US Layoffs Near 30-Year Low As Firms 'Spread Thin' Amid COVID-19 Variants - Survey

US Layoffs Near 30-Year Low as Firms 'Spread Thin' Amid COVID-19 Variants - Survey

US corporate layoffs are near three-decade lows, with employers stretching themselves to retain employees amid the protracted labor crisis caused by the COVID-19 and its multiple variants, jobs market surveyor Challenger, Gray & Christmas said in a report Thursday

WASHINGTON (Pakistan Point News / Sputnik - 02nd December, 2021) US corporate layoffs are near three-decade lows, with employers stretching themselves to retain employees amid the protracted labor crisis caused by the COVID-19 and its multiple variants, jobs market surveyor Challenger, Gray & Christmas said in a report Thursday.

"With the Omicron variant emerging and the unknowns that come with its spread, coupled with the ongoing difficulty hiring and retaining workers, it's no surprise job cuts are at record lows," Andrew Challenger, senior vice president of the firm, said in the November survey of the US corporate jobs sector.

Job cuts by US-based employers plummeted 34.8% in November to 14,875 from an October count of 22,822, Challenger, Gray & Christmas said in its latest monthly survey.
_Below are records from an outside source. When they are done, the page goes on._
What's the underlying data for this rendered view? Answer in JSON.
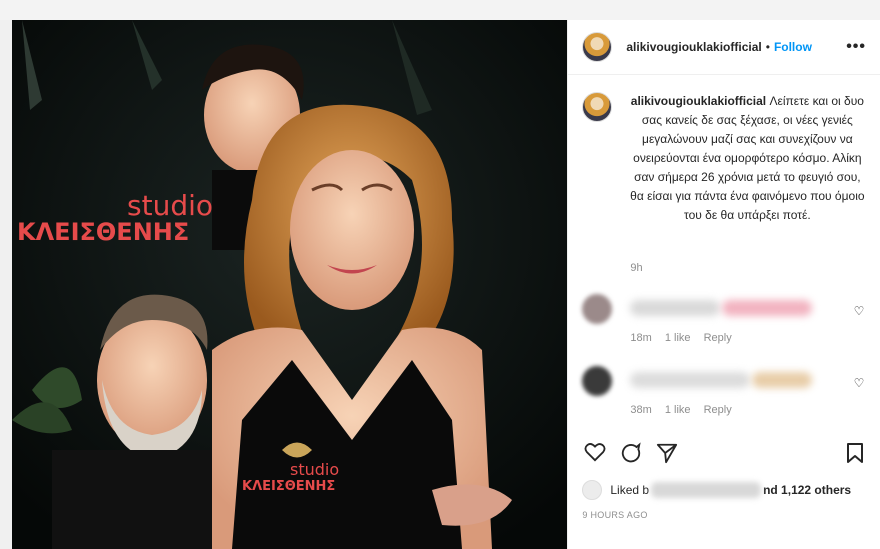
{
  "post": {
    "username": "alikivougiouklakiofficial",
    "follow_label": "Follow",
    "more_label": "•••",
    "caption_text": "Λείπετε και οι δυο σας κανείς δε σας ξέχασε, οι νέες γενιές μεγαλώνουν μαζί σας και συνεχίζουν να ονειρεύονται ένα ομορφότερο κόσμο. Αλίκη σαν σήμερα 26 χρόνια μετά το φευγιό σου, θα είσαι για πάντα ένα φαινόμενο που όμοιο του δε θα υπάρξει ποτέ.",
    "caption_time": "9h",
    "image_signs": [
      "studio",
      "ΚΛΕΙΣΘΕΝΗΣ"
    ],
    "comments": [
      {
        "time": "18m",
        "likes": "1 like",
        "reply": "Reply"
      },
      {
        "time": "38m",
        "likes": "1 like",
        "reply": "Reply"
      }
    ],
    "liked_by_prefix": "Liked b",
    "liked_by_suffix": "nd 1,122 others",
    "posted_ago": "9 HOURS AGO"
  },
  "icons": {
    "heart": "heart-icon",
    "comment": "comment-icon",
    "share": "share-icon",
    "save": "bookmark-icon"
  }
}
That was the lowest for layoffs in a month since the 14,086 cuts recorded in May of 1993, the firm added.

On Wednesday, the first case of the coronavirus Omicron variant was reported in California and concerned a fully vaccinated resident who had returned from traveling to South Africa, where the variant was discovered about a week ago.

Leong Hoe Nam, a Singapore-based infectious diseases doctor, said Omicron will likely "dominate and overwhelm" the world in 3-6 months. US Treasury Secretary Janet Yellen said on Thursday the variant could slow the country's economic recovery from the pandemic. However, South African health officials said the cases have been mild and they were surprised at the pronounced reactions in the United States and other primarily Western countries.
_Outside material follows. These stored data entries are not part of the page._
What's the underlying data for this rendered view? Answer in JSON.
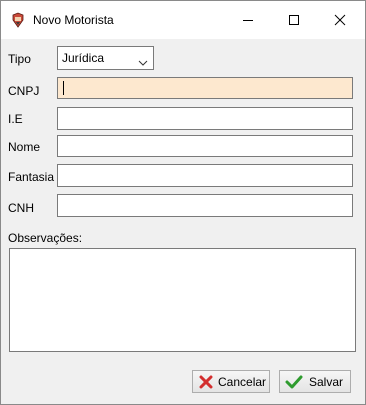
{
  "window": {
    "title": "Novo Motorista"
  },
  "form": {
    "tipo_label": "Tipo",
    "tipo_value": "Jurídica",
    "cnpj_label": "CNPJ",
    "cnpj_value": "",
    "ie_label": "I.E",
    "ie_value": "",
    "nome_label": "Nome",
    "nome_value": "",
    "fantasia_label": "Fantasia",
    "fantasia_value": "",
    "cnh_label": "CNH",
    "cnh_value": "",
    "observacoes_label": "Observações:",
    "observacoes_value": ""
  },
  "buttons": {
    "cancel_label": "Cancelar",
    "save_label": "Salvar"
  },
  "colors": {
    "focused_field_bg": "#fde8cf",
    "cancel_icon": "#d32f2f",
    "save_icon": "#2e9b2e"
  },
  "icons": {
    "app": "app-icon",
    "minimize": "minimize-icon",
    "maximize": "maximize-icon",
    "close": "close-icon",
    "dropdown": "chevron-down-icon",
    "cancel": "x-icon",
    "save": "checkmark-icon"
  }
}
Challenger, Gray & Christmas said in its survey that employers were also in a limbo over legal challenges to the Biden administration's mandate that required companies with at least 100 employees to ensure their workers were either vaccinated against COVID-19 or tested regularly.

The firm said vaccine refusal accounted for 7,227 job cuts so far this year, with 384 occurring last month alone.

"Employers are spread thin, planning best- and worst-case scenarios in terms of COVID, while also contending with staff shortages and high demand," Challenger said.

Nearly two years into the COVID-19 crisis, restoring job growth remains one of the main concerns of US policymakers. The United States lost more than 21 million jobs between March and April 2020, at the height of business lockdowns forced by the coronavirus. At last count, officials said some 5 million of those jobs have not returned.

The report from Challenger, Gray & Christmas came ahead of Friday's scheduled release of the US non-farm payrolls report for November by the Labor Department, which is expected to say that some 545,000 government and corporate jobs were added last month versus October's 531,000.

Earlier on Thursday, the Labor Department reported that US jobless claims came in at 222,000 for last week, some 28,000 above the previous week's pandemic low, as the employment market appeared to consolidate from a stretch of dynamic recovery.